Récemment publié par l’Institut Reuters pour l’étude du journalisme, le rapport prend acte des efforts d’orientation des débats publics, mais note que l’environnement médiatique du Maroc s’avère à la fois plus dynamique et plus fragmenté. Comme il relève que l’espace public a été marqué à l’automne 2025 par des tensions ayant engendré le mouvement de jeunes GenZ 212. Ce dernier a appelé à manifester, critiquant la corruption, les priorités budgétaires et les coûts engendrés par les infrastructures en amont du Mondial 2030, tout en réclamant des réformes dans les secteurs de la santé et de l’éducation.
Face à cette dynamique, les médias traditionnels ont dû opérer une ouverture stratégique, accordant plus de place aux revendications sociales, dans une tentative de reformuler le récit public autour des notions de souveraineté, de stabilité et de cohésion nationale. Dans ce contexte, le rapport note que le public marocain privilégie de plus en plus les plateformes en ligne pour s’informer, au point où la hiérarchie médiatique conventionnelle n’est plus capable de contrôler le rythme des débats politiques, ni d’en orienter le ton. En chiffres, Facebook domine le paysage avec 59% d’utilisation pour l’actualité, suivi de YouTube (47%). Instagram, WhatsApp et TikTok jouent aussi un rôle majeur dans la diffusion d’informations.

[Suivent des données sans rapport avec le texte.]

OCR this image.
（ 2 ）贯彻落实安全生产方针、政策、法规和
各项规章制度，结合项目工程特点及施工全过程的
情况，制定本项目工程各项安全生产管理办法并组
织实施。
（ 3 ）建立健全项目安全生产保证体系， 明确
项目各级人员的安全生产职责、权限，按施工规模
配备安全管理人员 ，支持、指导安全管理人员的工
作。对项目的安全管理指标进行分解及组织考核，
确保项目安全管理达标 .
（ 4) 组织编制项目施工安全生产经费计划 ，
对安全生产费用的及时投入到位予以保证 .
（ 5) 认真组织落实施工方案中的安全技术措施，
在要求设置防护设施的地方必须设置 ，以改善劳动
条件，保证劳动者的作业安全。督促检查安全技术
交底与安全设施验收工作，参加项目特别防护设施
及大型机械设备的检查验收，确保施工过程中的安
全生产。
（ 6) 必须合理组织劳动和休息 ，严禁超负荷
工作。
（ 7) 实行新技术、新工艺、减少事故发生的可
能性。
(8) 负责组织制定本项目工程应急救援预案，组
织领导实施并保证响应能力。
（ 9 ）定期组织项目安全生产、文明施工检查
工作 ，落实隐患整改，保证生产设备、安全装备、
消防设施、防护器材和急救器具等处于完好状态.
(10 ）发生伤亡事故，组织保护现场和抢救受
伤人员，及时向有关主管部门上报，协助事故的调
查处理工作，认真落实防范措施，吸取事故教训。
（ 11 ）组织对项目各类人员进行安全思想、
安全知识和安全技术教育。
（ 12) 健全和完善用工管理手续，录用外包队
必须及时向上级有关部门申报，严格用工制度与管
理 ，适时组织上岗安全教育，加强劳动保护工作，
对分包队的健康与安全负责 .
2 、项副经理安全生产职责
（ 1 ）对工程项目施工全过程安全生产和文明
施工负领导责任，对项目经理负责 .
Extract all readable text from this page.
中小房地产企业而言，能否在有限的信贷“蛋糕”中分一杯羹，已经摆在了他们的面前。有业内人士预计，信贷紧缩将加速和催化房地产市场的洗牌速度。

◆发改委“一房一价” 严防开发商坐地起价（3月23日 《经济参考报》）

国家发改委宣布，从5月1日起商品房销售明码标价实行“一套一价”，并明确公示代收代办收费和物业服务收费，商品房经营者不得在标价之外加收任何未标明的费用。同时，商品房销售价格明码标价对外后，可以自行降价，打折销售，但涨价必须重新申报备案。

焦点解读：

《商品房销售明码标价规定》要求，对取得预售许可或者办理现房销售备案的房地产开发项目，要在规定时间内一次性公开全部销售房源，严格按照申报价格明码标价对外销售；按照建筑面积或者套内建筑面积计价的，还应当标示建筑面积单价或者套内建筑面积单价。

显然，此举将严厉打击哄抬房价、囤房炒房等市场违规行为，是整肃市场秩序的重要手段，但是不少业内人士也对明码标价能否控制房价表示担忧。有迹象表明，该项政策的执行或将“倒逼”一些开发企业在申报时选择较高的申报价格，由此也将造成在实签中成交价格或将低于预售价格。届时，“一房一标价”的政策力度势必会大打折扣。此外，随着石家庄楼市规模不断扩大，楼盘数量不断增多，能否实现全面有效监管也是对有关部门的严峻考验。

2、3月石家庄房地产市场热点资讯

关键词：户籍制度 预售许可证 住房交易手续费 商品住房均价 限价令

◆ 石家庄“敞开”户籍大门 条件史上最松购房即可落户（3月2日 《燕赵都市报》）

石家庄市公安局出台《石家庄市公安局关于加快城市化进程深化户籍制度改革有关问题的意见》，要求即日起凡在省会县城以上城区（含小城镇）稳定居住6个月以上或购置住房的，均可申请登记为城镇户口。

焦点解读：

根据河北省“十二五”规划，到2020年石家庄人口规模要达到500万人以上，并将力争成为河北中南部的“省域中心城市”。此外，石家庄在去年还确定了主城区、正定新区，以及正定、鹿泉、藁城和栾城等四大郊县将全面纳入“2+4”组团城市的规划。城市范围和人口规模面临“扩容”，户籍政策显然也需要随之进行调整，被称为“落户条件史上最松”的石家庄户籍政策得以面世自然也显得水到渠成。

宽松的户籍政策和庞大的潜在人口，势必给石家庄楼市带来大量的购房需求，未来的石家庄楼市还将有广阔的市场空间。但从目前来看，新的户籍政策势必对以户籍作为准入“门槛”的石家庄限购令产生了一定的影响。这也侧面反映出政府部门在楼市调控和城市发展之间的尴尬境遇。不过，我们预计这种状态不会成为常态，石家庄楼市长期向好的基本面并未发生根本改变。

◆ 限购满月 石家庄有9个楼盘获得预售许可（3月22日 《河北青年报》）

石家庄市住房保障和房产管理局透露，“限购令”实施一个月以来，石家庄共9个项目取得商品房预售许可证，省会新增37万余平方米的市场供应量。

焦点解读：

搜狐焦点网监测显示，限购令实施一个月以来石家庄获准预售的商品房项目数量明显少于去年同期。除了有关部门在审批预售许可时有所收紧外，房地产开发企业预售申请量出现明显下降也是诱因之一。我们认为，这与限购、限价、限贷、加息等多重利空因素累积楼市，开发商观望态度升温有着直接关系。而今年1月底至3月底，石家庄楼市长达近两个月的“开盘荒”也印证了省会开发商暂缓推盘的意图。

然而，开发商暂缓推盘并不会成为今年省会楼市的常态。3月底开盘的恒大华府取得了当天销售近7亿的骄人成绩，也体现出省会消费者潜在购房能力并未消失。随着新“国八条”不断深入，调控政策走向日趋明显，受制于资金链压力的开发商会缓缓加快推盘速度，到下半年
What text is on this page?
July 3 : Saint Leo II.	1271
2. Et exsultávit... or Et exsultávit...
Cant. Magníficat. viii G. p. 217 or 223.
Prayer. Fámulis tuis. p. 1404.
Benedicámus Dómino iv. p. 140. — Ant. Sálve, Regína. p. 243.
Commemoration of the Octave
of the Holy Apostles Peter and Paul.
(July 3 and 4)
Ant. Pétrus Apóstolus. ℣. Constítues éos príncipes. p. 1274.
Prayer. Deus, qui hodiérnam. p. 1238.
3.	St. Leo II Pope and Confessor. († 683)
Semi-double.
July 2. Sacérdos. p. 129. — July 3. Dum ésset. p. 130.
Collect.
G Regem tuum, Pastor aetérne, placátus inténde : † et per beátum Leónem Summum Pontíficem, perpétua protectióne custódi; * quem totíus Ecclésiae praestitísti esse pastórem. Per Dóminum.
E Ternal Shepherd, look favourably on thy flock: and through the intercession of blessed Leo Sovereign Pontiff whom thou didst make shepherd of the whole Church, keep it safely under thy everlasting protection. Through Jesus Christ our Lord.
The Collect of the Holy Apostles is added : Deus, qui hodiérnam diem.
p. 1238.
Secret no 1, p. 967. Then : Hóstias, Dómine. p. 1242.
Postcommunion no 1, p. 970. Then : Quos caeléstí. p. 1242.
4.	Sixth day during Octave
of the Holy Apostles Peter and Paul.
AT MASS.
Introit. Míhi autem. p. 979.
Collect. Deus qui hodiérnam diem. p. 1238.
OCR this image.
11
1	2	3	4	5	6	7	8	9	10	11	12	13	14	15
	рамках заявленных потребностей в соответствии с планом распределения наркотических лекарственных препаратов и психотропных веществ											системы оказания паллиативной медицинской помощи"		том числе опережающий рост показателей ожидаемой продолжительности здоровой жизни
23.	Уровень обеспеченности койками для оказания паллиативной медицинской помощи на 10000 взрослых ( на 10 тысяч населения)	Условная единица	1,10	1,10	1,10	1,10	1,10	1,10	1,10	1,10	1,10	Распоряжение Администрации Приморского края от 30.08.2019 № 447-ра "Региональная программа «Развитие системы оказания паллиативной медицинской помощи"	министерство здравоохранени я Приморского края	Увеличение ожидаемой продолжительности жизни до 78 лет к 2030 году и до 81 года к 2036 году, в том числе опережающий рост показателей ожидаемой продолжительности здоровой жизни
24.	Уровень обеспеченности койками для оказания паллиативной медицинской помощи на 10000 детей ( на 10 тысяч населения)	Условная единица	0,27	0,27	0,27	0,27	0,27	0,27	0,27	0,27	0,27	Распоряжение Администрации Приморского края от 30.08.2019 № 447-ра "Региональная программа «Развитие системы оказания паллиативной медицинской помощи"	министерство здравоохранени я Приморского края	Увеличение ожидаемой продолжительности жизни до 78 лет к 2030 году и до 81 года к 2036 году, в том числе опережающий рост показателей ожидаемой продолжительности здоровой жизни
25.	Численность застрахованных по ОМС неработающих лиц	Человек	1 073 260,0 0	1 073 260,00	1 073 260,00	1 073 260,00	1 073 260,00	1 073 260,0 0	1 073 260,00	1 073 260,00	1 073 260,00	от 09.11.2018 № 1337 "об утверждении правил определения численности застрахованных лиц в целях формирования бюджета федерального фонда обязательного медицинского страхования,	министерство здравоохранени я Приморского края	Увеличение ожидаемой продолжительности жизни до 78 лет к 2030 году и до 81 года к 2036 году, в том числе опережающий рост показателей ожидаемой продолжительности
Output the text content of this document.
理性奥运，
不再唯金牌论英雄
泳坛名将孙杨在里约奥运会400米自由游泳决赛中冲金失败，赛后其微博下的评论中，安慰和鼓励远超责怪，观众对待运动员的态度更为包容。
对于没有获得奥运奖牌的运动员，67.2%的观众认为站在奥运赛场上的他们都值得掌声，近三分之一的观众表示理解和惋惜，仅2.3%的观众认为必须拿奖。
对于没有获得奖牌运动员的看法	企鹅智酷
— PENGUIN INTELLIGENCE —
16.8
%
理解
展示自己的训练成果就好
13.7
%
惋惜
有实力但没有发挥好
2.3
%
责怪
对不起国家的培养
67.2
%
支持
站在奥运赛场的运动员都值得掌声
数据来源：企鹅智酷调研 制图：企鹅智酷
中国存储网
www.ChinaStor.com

Le rapport met en lumière un problème de crédibilité des médias marocains. La confiance dans l’information n’atteint que 28%, contre une moyenne mondiale de 37%. Cette méfiance est due à une crainte des fausses informations (54%) et à l’idée que les médias évitent les sujets sensibles, reflétant surtout des points de vue officiels. Le rapport mentionne aussi un paradoxe : si la confiance envers le système médiatique global diminue, elle progresse pour certaines marques spécifiques. Parmi elles, Medi1 TV se distingue avec un taux de confiance de 72%, pour une utilisation hebdomadaire de 28% via les supports traditionnels et de 16% en ligne. Elle est suivie d’Al Aoula et de Laâyoune TV, avec un taux de confiance de 70%. D’autres, comme Medi1 Radio et la plateforme SNRT News, bénéficient de 69% de confiance, avec un usage hebdomadaire de 20% traditionnellement et 13% numériquement.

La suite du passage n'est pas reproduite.